The Sound of Sleigh Bells
THE SOUND OF SLEIGH BELLS is Cindy Woodsmall’s latest work, a story about a tentative friendship that begins between a talented young carpenter and a spirited-yet-distant Amish maiden. The possibility of courtship between the two is endangered by past traumas as well as a lie by a well-meaning relative. In this sweet and engaging Christmas story, a fragile courtship uncovers the quiet strength of the enduring (and largely hidden) culture of the Amish people.
Beth Hertzler is a 26-year-old Amish woman who works in her family’s mercantile store, providing Amish products to Englischers (outsiders). Her position is a rare one within the community as she is the Amish middleman for Englischer stores. The loss of her fiancé the year before singles her out as well, an event that left her deeply scarred. The details of that accident Beth has long kept secret from everyone, and, since then, she has convinced herself that she bears some guilt for what happened. She has become withdrawn and disinterested in the idea of marriage, but her family is concerned about her and her diminishing prospects for the future.
For the Amish, a 26-year-old woman is quickly passing her prime years for marriage. At 38, Beth’s Aunt Lizzy knows this all too well as she has been a spinster herself for years. She knows that Beth will soon be forced to separate herself from the town's singles, and she wants a better life for her niece than she has had. With this in mind, Lizzy continually pushes Beth to consider courtships, but Beth remains remote, closing herself off to the notion of marriage.
A young man named Jonah Kinsinger seems to change Beth’s feelings one day while she is away on a business trip in a neighboring Pennsylvania town. On the streets, she encounters an intriguing young man, simply staring at him and not even asking his name. Before Jonah can really talk to her, Beth runs off, and the encounter is over. But upon her return, Lizzy sees a change in Beth and recognizes its significance. Lizzy sets off later to find the workshop of the young man Beth met, and when Lizzy speaks to him, she realizes instantly that he’s the one Beth was interested in. With the girl’s best interests at heart and knowing that Beth would never pursue him on her own, Lizzy concocts a plan to get the two together.

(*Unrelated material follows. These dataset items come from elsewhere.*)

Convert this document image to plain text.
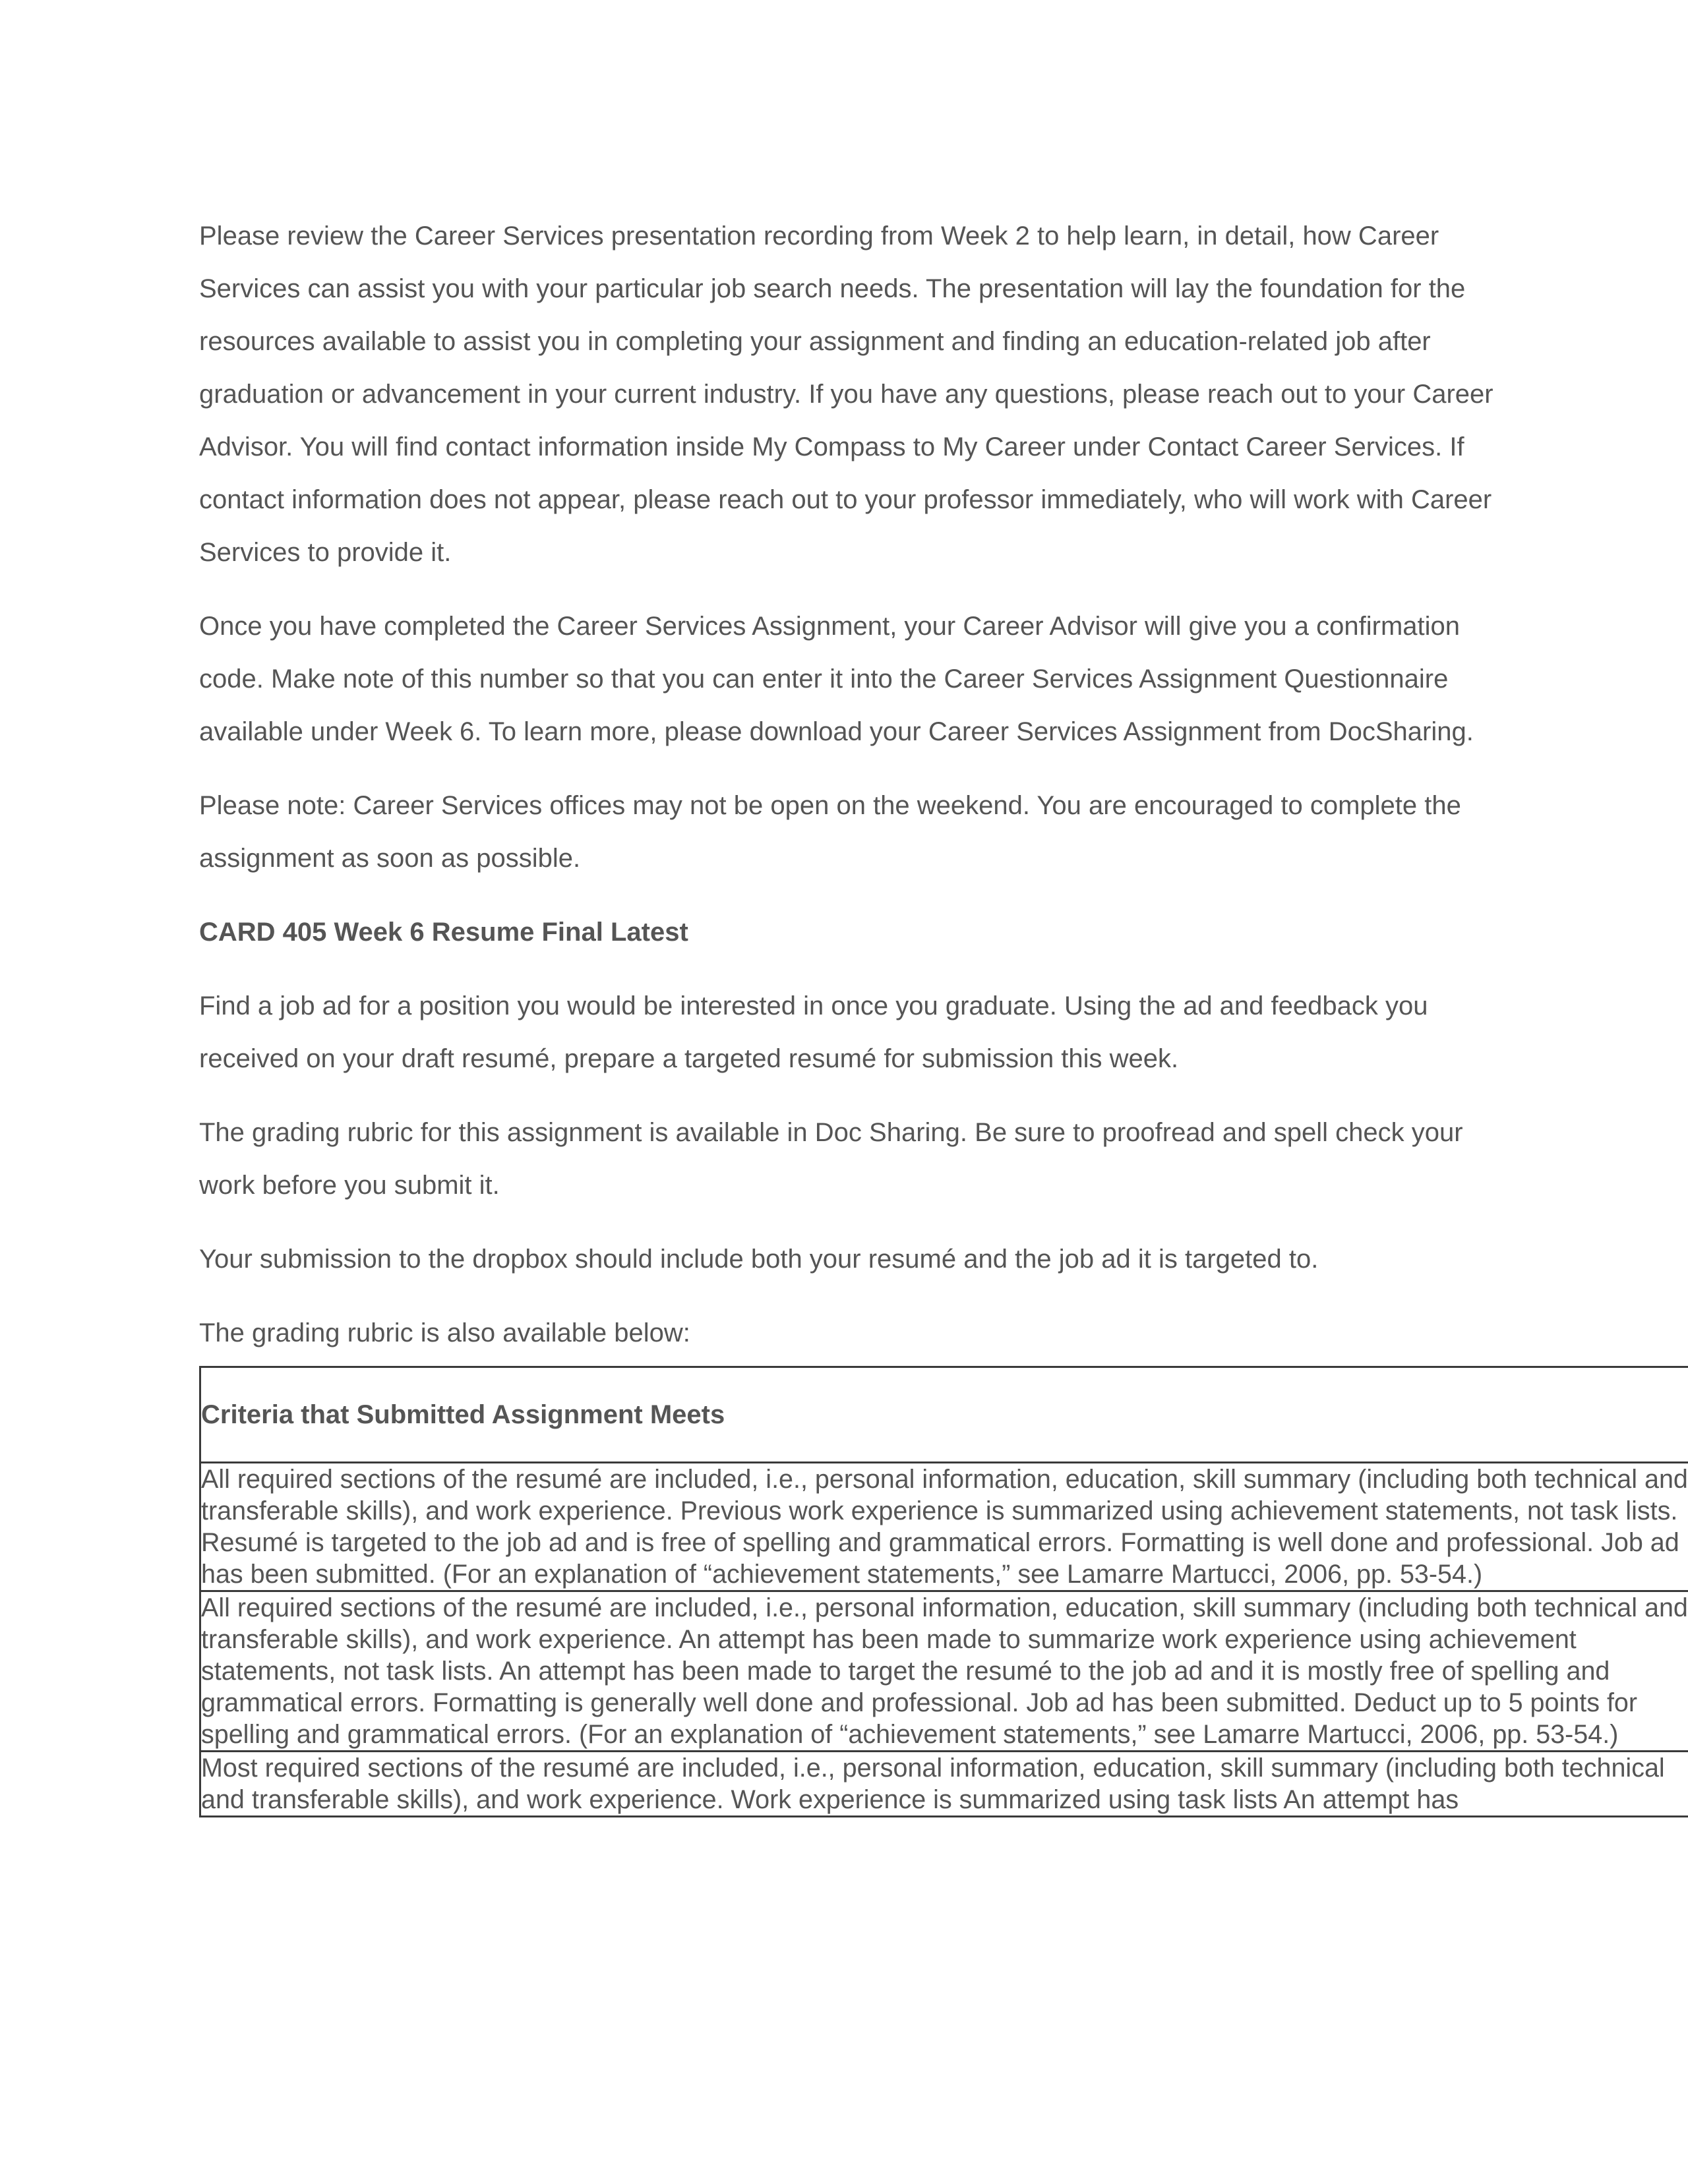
Please review the Career Services presentation recording from Week 2 to help learn, in detail, how Career Services can assist you with your particular job search needs. The presentation will lay the foundation for the resources available to assist you in completing your assignment and finding an education-related job after graduation or advancement in your current industry. If you have any questions, please reach out to your Career Advisor. You will find contact information inside My Compass to My Career under Contact Career Services. If contact information does not appear, please reach out to your professor immediately, who will work with Career Services to provide it.

Once you have completed the Career Services Assignment, your Career Advisor will give you a confirmation code. Make note of this number so that you can enter it into the Career Services Assignment Questionnaire available under Week 6. To learn more, please download your Career Services Assignment from DocSharing.

Please note: Career Services offices may not be open on the weekend. You are encouraged to complete the assignment as soon as possible.

CARD 405 Week 6 Resume Final Latest

Find a job ad for a position you would be interested in once you graduate. Using the ad and feedback you received on your draft resumé, prepare a targeted resumé for submission this week.

The grading rubric for this assignment is available in Doc Sharing. Be sure to proofread and spell check your work before you submit it.

Your submission to the dropbox should include both your resumé and the job ad it is targeted to.

The grading rubric is also available below:

Criteria that Submitted Assignment Meets
All required sections of the resumé are included, i.e., personal information, education, skill summary (including both technical and transferable skills), and work experience. Previous work experience is summarized using achievement statements, not task lists. Resumé is targeted to the job ad and is free of spelling and grammatical errors. Formatting is well done and professional. Job ad has been submitted. (For an explanation of “achievement statements,” see Lamarre Martucci, 2006, pp. 53-54.)
All required sections of the resumé are included, i.e., personal information, education, skill summary (including both technical and transferable skills), and work experience. An attempt has been made to summarize work experience using achievement statements, not task lists. An attempt has been made to target the resumé to the job ad and it is mostly free of spelling and grammatical errors. Formatting is generally well done and professional. Job ad has been submitted. Deduct up to 5 points for spelling and grammatical errors. (For an explanation of “achievement statements,” see Lamarre Martucci, 2006, pp. 53-54.)

Most required sections of the resumé are included, i.e., personal information, education, skill summary (including both technical and transferable skills), and work experience. Work experience is summarized using task lists An attempt has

One lie by Lizzy starts the process of Jonah writing to Beth. The two correspond regularly at a distance and, in time, become quite close. The situation lasts until a day when Beth decides to use her business contacts as an excuse to meet Jonah in person. Under the misconception that she has never met him before, Beth soon discovers the truth, and her embarrassment shuts down any chance at courtship. The only possibility of a future relationship depends on both Beth and Jonah being willing and able to begin the healing process for their old wounds, but it may take an act of God to make that happen.
Before reading THE SOUND OF SLEIGH BELLS, I knew little about the Amish as a people, only that they are a reclusive Christian sect whose every way of life centers on their spirituality and preserving “the old ways.” While those perceptions were proved true upon reading this book, I discovered numerous other subtleties to the Amish lifestyle. They are portrayed as an exceptionally creative, soft-hearted and well-disciplined people whose communications are so respectful and restrained that outsiders might miss their significance entirely. And while their isolationist conventions seem to be overly strict to outsiders, they appear vital to preserving their privacy and way of life. The Amish also look at family differently than do mainstream Americans, as their unique bonds are based upon a greater family unit. These are people who spend each and every day helping each other in any way they can, and their dedication to each other and to their own self-reliance is admirable.
Though the ways of the Amish do sometimes seem outdated and severe, I find their total lack of an expansionist philosophy to be absolutely extraordinary. While the delicate courtship that forms the subject of this novel is romantic in itself, I felt the way of life of the Amish people was equally engaging.